Emptied of self, we are ready to receive all of Christ.
These truths are most sublimely actualized when we pray the Mass. Although the cantors are as gifted as any I encountered in my previous walk as an Evangelical, Catholic cantors don’t even try to play by the same rules as their Protestant counterparts. You don’t get the feeling that you are at a concert. You never feel like you should have paid for a ticket and surrendered it at the door.
The cantor is there for one reason: to help us pray the Mass with reverence and great devotion. And the homily doesn’t mimic the message of a self-help guru. The priest or deacon can’t just pick a text at random and run with it. He is called to help us enter into Sacred Scripture and come to a fuller understanding of 2000 years of Church teaching.
In a word, these cantors and musicians, servers and lectors, deacons and priests are all servants.
They are not performers.
One would think that a person might have to sacrifice a lot to be Catholic. One might expect the Mass to be extremely boring – stripped of all the hype. One might wonder why there aren’t more Catholics seeking out mega-churches and claiming their own seats in the auditorium.
For that matter, why would those born and raised beyond the embrace of Mother Church – those who believe they are free to choose any place of worship without guilt – why would they ever deliberately walk away from the performance-style worship of other faith communities and be content with the Catholic Mass?
The answer is almost the same for every convert. In the Mass, heaven touches earth, and we receive the Incarnate Word, Jesus Christ.

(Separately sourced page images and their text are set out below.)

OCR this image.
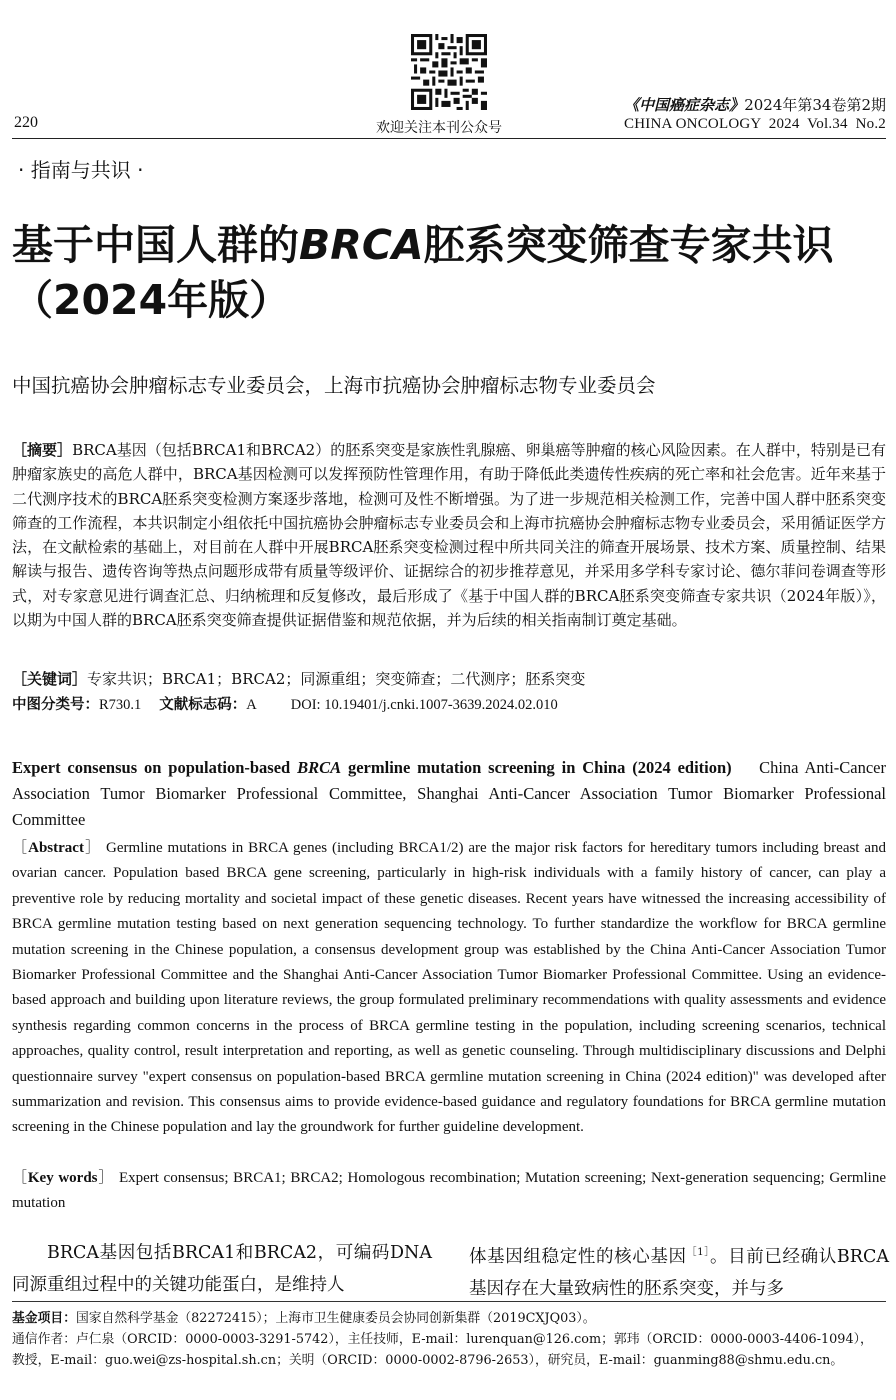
220	欢迎关注本刊公众号
《中国癌症杂志》2024年第34卷第2期
CHINA ONCOLOGY  2024  Vol.34  No.2
· 指南与共识 ·
基于中国人群的BRCA胚系突变筛查专家共识（2024年版）
中国抗癌协会肿瘤标志专业委员会，上海市抗癌协会肿瘤标志物专业委员会
［摘要］BRCA基因（包括BRCA1和BRCA2）的胚系突变是家族性乳腺癌、卵巢癌等肿瘤的核心风险因素。在人群中，特别是已有肿瘤家族史的高危人群中，BRCA基因检测可以发挥预防性管理作用，有助于降低此类遗传性疾病的死亡率和社会危害。近年来基于二代测序技术的BRCA胚系突变检测方案逐步落地，检测可及性不断增强。为了进一步规范相关检测工作，完善中国人群中胚系突变筛查的工作流程，本共识制定小组依托中国抗癌协会肿瘤标志专业委员会和上海市抗癌协会肿瘤标志物专业委员会，采用循证医学方法，在文献检索的基础上，对目前在人群中开展BRCA胚系突变检测过程中所共同关注的筛查开展场景、技术方案、质量控制、结果解读与报告、遗传咨询等热点问题形成带有质量等级评价、证据综合的初步推荐意见，并采用多学科专家讨论、德尔菲问卷调查等形式，对专家意见进行调查汇总、归纳梳理和反复修改，最后形成了《基于中国人群的BRCA胚系突变筛查专家共识（2024年版）》，以期为中国人群的BRCA胚系突变筛查提供证据借鉴和规范依据，并为后续的相关指南制订奠定基础。
［关键词］专家共识；BRCA1；BRCA2；同源重组；突变筛查；二代测序；胚系突变
中图分类号：R730.1 文献标志码：A DOI: 10.19401/j.cnki.1007-3639.2024.02.010
Expert consensus on population-based BRCA germline mutation screening in China (2024 edition) China Anti-Cancer Association Tumor Biomarker Professional Committee, Shanghai Anti-Cancer Association Tumor Biomarker Professional Committee
［Abstract］ Germline mutations in BRCA genes (including BRCA1/2) are the major risk factors for hereditary tumors including breast and ovarian cancer. Population based BRCA gene screening, particularly in high-risk individuals with a family history of cancer, can play a preventive role by reducing mortality and societal impact of these genetic diseases. Recent years have witnessed the increasing accessibility of BRCA germline mutation testing based on next generation sequencing technology. To further standardize the workflow for BRCA germline mutation screening in the Chinese population, a consensus development group was established by the China Anti-Cancer Association Tumor Biomarker Professional Committee and the Shanghai Anti-Cancer Association Tumor Biomarker Professional Committee. Using an evidence-based approach and building upon literature reviews, the group formulated preliminary recommendations with quality assessments and evidence synthesis regarding common concerns in the process of BRCA germline testing in the population, including screening scenarios, technical approaches, quality control, result interpretation and reporting, as well as genetic counseling. Through multidisciplinary discussions and Delphi questionnaire survey "expert consensus on population-based BRCA germline mutation screening in China (2024 edition)" was developed after summarization and revision. This consensus aims to provide evidence-based guidance and regulatory foundations for BRCA germline mutation screening in the Chinese population and lay the groundwork for further guideline development.
［Key words］ Expert consensus; BRCA1; BRCA2; Homologous recombination; Mutation screening; Next-generation sequencing; Germline mutation
BRCA基因包括BRCA1和BRCA2，可编码DNA同源重组过程中的关键功能蛋白，是维持人
体基因组稳定性的核心基因$^{[1]}$。目前已经确认BRCA基因存在大量致病性的胚系突变，并与多
基金项目：国家自然科学基金（82272415）；上海市卫生健康委员会协同创新集群（2019CXJQ03）。
通信作者：卢仁泉（ORCID：0000-0003-3291-5742），主任技师，E-mail：lurenquan@126.com；郭玮（ORCID：0000-0003-4406-1094），
教授，E-mail：guo.wei@zs-hospital.sh.cn；关明（ORCID：0000-0002-8796-2653），研究员，E-mail：guanming88@shmu.edu.cn。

The pinnacle moment of my year is the Liturgy of the Eucharist at Easter Vigil. I do not say this lightly. No kidding, it is the best Saturday night of the year. I wouldn’t be surprised if heaven itself opened up, and I could see angels turning toward the altar. I wouldn’t be surprised to see the saints weeping for joy right along with the rest of us.
And it isn’t just the priest praying the Mass that pierces my soul. I would willing trade all my albums, tapes, and CDs just to listen to the cantor’s voice as she sings the Litany of Saints on that same night.
But there’s more. Doesn’t it get to you when you see a little child hold the prayer book while the parish priest leads the faithful? Really, can you think of anything sweeter than how that little one looks up to the priest and waits for him to close the cover -  how the child quietly walks back to his seat and waits patiently for the moment he is needed next?
Even that little child knows that it isn’t about him. It is about helping the people to pray.
That’s powerful stuff. In moments like that I realize how the Church has preserved the proper meaning of worship. Even with all the changes in technology, all the big screens and sound systems, even with the stage-centered, entertainment-based Christianity that mimics some American Idol episode - for two thousand years, the Catholic Church has remained holy. Christ-centered.
This is the Most Holy Sacrifice of the Mass.
And there is no performance anywhere in this country of entertainers and gifted speakers that can match the beauty and glory of the Divine Liturgy.